Em 2022, o navio de pesquisa R/V Sonne, da Alemanha, chegou ao arco frontal das Marianas, uma área de vulcões de lama e montes submarinos no Oceano Pacífico. O principal objetivo da expedição era entender um fenômeno natural chamado serpentinização, que ocorre quando a água interage com rochas. Esse processo gera energia e moléculas orgânicas, numa região onde não há luz solar e matéria orgânica disponível.

    Nas profundezas dessas zonas, onde a placa tectônica do Pacífico se afunda sob a placa das Filipinas, a serpentinização libera hidrogênio e metano, formando fontes naturais de energia química. Os cientistas esperavam encontrar uma comunidade específica de microrganismos que dependessem do metano para sobreviver em um ambiente com pH muito alto, semelhante ao de produtos de limpeza.

    Entretanto, a equipe encontrou algo inesperado. A alta alcalinidade do ambiente dificulta a preservação do DNA, então os pesquisadores utilizaram biomarcadores lipídicos, que são tipos de gorduras que compõem as membranas celulares, para identificar a vida ali. O resultado foi a descoberta de uma biosfera subterrânea rica em arqueias e bactérias que vivem em condições extremas, sendo capazes de se adaptar ao ambiente e interagir com o processo de serpentinização há milhões de anos.

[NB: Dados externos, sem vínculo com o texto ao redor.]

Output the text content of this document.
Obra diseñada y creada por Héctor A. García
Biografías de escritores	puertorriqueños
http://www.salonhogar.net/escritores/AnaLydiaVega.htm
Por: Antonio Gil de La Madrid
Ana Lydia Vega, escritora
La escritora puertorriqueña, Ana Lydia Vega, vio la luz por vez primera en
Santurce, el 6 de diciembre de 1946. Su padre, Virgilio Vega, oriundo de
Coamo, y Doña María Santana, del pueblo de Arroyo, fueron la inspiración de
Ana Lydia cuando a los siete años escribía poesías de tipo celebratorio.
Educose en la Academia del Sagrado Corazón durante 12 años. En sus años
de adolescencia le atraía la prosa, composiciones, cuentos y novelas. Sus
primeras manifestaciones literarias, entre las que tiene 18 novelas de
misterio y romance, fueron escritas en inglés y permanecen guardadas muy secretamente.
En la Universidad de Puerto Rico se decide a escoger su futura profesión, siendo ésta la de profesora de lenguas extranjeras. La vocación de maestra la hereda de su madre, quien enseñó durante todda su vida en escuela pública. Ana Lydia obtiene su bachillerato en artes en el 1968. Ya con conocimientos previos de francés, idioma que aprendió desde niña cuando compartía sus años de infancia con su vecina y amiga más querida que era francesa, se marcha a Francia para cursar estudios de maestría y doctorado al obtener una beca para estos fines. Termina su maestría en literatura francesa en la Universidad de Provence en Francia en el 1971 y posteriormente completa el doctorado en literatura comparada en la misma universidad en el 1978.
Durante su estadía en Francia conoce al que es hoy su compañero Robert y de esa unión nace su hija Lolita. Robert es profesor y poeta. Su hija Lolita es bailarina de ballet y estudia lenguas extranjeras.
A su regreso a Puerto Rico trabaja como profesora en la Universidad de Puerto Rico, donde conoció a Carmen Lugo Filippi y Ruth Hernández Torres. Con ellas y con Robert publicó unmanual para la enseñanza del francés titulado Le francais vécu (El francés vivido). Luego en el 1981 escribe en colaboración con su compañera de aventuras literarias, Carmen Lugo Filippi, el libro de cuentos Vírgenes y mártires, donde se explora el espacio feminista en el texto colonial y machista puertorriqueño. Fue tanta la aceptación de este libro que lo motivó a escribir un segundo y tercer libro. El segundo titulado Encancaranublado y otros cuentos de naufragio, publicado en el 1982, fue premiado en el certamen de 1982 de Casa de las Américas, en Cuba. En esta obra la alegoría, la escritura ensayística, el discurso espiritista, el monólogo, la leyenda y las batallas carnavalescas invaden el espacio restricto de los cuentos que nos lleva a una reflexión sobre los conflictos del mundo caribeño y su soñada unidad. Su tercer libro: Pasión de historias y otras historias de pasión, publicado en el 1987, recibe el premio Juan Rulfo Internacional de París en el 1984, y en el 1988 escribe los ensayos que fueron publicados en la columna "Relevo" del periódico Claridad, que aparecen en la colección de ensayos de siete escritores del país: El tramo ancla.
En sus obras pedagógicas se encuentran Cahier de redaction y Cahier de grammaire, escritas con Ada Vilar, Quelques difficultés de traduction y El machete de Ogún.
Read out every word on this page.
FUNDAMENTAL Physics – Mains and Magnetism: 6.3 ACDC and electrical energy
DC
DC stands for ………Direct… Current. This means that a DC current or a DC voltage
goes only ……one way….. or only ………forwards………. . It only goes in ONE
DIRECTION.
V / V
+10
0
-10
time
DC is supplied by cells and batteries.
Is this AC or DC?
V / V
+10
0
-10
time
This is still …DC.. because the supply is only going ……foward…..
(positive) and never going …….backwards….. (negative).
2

    Um estudo sobre essa descoberta foi publicado na revista Communications Earth and Environment. Os resultados indicam que esses microrganismos desempenham um papel vital na regulação do clima da Terra, ao transformar compostos de carbono através de reações químicas que afetam a quantidade de gases do efeito estufa na atmosfera.

    Os micróbios encontrados são capazes de realizar quimiossíntese, um processo diferente da fotossíntese. Eles extraem energia de reações químicas entre componentes inorgânicos, como hidrogênio e dióxido de carbono, oriundos das rochas serpentinizadas, sem depender da luz solar. Essa forma de vida é como um “planeta dentro de outro”, mostrando que a vida pode existir independentemente da matéria orgânica produzida na superfície.

    O estudo sugere que ambientes semelhante em outros mundos, como em oceanos de luas como Europa e Encélado, poderiam ser habitáveis. Análises dos lipídios presentes no local ajudam a distinguir microrganismos vivos de fósseis, revelando que essas comunidades estão ativas mesmo em condições extremas.

    Os resultados também trazem à tona novas perspectivas sobre a vida em nosso próprio planeta. Os autores estimam que esses microrganismos possam representar cerca de 15% da biomassa terrestre. Futuras pesquisas focarão em entender como esses organismos surgiram, revelando mais sobre a origem da vida.

    Para a coautora do estudo, Dra. Florence Schubotz, é fascinante descobrir que a vida pode existir sob condições tão desafiadoras. Durante a expedição, o grupo não tinha certeza sobre a presença de vida funcional nos vulcões de lama das Marianas, mas a pesquisa revelou que esses organismos se aproveitam da serpentinização para manter uma biosfera ativa a grandes profundidades.